Rarely is contentedness with life more apparent than when watching the genius of Peter Sellars and Blake Edwards. Fond memories arise of watching Pink Panther films on TV as a child, usually Saturday afternoon with the family. This Clouseau vs. Cato vignette is my favourite, from The Pink Panther Strikes Again. The comic use of slo-mo vocals, combined with brilliant editing (thank you Alan Jones), and perfectly timed physical comedy make this battle stand out. Finally, a nod to Burt Kwouk, just made an OBE for Services to Drama and second banana extraordinaire. Enjoy.

La panthère rose : Clouseau vs Cato
Uploaded by david1705ts14. - Classic TV and last night's shows, online.

Friday, 11 February 2011

I Did Steer Toward This Remedy, Whereupon We Are Now Present Here Together.

What is it that would make everything OK? What is it that is wrong?

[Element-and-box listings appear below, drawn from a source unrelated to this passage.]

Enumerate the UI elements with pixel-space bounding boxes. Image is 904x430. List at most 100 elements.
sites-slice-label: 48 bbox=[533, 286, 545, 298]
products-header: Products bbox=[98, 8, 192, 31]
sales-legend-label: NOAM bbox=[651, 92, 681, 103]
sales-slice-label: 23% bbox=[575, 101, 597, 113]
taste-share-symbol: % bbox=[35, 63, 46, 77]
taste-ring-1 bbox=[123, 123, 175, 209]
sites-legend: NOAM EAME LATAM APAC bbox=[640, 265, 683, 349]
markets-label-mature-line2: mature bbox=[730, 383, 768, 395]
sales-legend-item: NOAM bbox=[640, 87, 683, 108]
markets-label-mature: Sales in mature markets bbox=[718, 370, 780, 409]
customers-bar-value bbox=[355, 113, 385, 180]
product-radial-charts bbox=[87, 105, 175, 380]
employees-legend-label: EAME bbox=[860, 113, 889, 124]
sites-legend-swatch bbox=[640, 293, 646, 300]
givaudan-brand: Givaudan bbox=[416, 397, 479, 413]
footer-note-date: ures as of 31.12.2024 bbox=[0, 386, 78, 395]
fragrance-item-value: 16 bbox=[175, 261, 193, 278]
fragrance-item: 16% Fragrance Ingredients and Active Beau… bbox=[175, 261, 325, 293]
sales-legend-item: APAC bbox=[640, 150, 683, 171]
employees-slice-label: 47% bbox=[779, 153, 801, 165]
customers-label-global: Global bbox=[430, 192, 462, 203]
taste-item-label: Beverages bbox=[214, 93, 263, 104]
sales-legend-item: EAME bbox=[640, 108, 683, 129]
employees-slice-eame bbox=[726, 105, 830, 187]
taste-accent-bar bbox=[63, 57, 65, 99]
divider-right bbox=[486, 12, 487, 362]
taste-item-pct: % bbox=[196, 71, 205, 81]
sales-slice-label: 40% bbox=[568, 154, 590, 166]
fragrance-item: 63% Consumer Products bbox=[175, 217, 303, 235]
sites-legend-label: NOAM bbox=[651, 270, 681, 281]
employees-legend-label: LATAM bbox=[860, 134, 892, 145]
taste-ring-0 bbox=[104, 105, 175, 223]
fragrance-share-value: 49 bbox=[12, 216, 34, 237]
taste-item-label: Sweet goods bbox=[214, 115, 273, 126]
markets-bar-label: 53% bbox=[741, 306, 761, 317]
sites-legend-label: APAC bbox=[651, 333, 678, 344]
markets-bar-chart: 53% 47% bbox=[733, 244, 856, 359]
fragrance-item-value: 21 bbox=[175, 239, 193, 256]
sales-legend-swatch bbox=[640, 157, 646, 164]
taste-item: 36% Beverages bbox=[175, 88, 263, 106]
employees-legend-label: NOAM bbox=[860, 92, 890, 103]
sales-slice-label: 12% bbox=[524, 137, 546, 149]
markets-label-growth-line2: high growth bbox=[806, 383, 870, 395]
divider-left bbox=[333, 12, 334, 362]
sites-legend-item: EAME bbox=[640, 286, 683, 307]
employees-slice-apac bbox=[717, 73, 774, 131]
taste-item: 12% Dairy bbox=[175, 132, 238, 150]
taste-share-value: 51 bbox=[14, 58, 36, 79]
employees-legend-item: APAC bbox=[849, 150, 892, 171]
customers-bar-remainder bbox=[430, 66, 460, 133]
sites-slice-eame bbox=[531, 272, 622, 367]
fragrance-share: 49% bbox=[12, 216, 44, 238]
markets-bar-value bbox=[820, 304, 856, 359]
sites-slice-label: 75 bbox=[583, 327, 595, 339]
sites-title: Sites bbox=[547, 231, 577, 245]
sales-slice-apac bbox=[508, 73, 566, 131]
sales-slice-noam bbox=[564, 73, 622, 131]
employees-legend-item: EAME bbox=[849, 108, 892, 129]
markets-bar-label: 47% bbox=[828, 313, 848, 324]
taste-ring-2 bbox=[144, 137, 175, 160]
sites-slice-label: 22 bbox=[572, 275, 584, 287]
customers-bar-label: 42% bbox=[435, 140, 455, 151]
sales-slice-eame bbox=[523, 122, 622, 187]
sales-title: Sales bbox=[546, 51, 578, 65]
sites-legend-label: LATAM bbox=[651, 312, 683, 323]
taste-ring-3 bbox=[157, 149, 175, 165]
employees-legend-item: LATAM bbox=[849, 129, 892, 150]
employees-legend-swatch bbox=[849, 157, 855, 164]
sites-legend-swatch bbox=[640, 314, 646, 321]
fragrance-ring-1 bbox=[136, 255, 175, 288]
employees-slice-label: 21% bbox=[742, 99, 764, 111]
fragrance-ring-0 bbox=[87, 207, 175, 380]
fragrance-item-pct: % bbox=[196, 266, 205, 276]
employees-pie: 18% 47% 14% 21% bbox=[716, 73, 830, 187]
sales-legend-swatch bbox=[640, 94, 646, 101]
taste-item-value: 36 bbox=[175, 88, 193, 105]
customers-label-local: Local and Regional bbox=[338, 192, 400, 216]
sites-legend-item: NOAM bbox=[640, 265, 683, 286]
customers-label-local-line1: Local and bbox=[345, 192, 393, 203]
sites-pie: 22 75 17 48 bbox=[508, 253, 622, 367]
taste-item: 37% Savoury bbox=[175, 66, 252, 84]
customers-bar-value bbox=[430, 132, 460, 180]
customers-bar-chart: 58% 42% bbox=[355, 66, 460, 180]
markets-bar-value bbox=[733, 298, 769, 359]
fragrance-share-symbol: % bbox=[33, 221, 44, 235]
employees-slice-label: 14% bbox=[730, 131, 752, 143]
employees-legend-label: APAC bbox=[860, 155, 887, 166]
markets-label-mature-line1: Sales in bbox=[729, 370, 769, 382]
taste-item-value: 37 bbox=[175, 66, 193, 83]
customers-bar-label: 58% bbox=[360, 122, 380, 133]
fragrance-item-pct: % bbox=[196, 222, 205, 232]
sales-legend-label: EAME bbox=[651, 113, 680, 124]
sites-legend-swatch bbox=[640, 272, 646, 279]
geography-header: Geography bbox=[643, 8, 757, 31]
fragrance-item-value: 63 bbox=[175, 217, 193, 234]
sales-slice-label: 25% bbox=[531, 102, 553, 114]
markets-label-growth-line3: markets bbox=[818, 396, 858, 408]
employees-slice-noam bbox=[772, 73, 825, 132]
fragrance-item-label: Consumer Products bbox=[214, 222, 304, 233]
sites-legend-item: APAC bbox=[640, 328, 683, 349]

How can a change in the way things are become anything but - seemingly created over and over - the way things are? Consciousness detects reality, and reality can be interpreted infinitely. Conversely, consciousness is reality, and needs no interpretation...although there is no stopping the interpreting. Grief, discomfort, pain and fear, the feelings that are judged bad for the survival of the body and the continuation of the mind, need not be anything but what they are: twingling nerve endings that require no remedy. "What is" may seem to suck, but suckiness isn't necessarily to be avoided.

All these currents and eddies in the dreams and stories of unfolding life are as of nothing at all. Each revelatory solution to the problem of existence begets another quandary...yet the problems needing solved are also what is; there is nothing wrong with what is. However important or urgent the circumstances of life are, these circumstances are as of nothing at all. There truly is no one that needs things to be anything other than what they are . Those thoughts and feelings of emptiness and unfulfillment just the noise and flurry of the moment. Creation manifests nearly infinitely, and infinity needs each and every perfect existent manifestation to be its perfect self.

The clip today is a tender scene from The Birdcage, which has so many genius moments it warrants watching over and over. I would have loved to post the sequence where Armand (Robin Williams) desperately tries to detain Albert (Nathan Lane) from going back to their apartment, which is having a "straight" makeover to please the conservative parents of Armand's son Val's fiance (Calista Flockhart in a pre-Ally McBeal role). However, this scene, where Armand finally reveals the depth of his feelings for Albert, is remarkable for both its intensity and restraint. The unfolding story can be really, really lovely.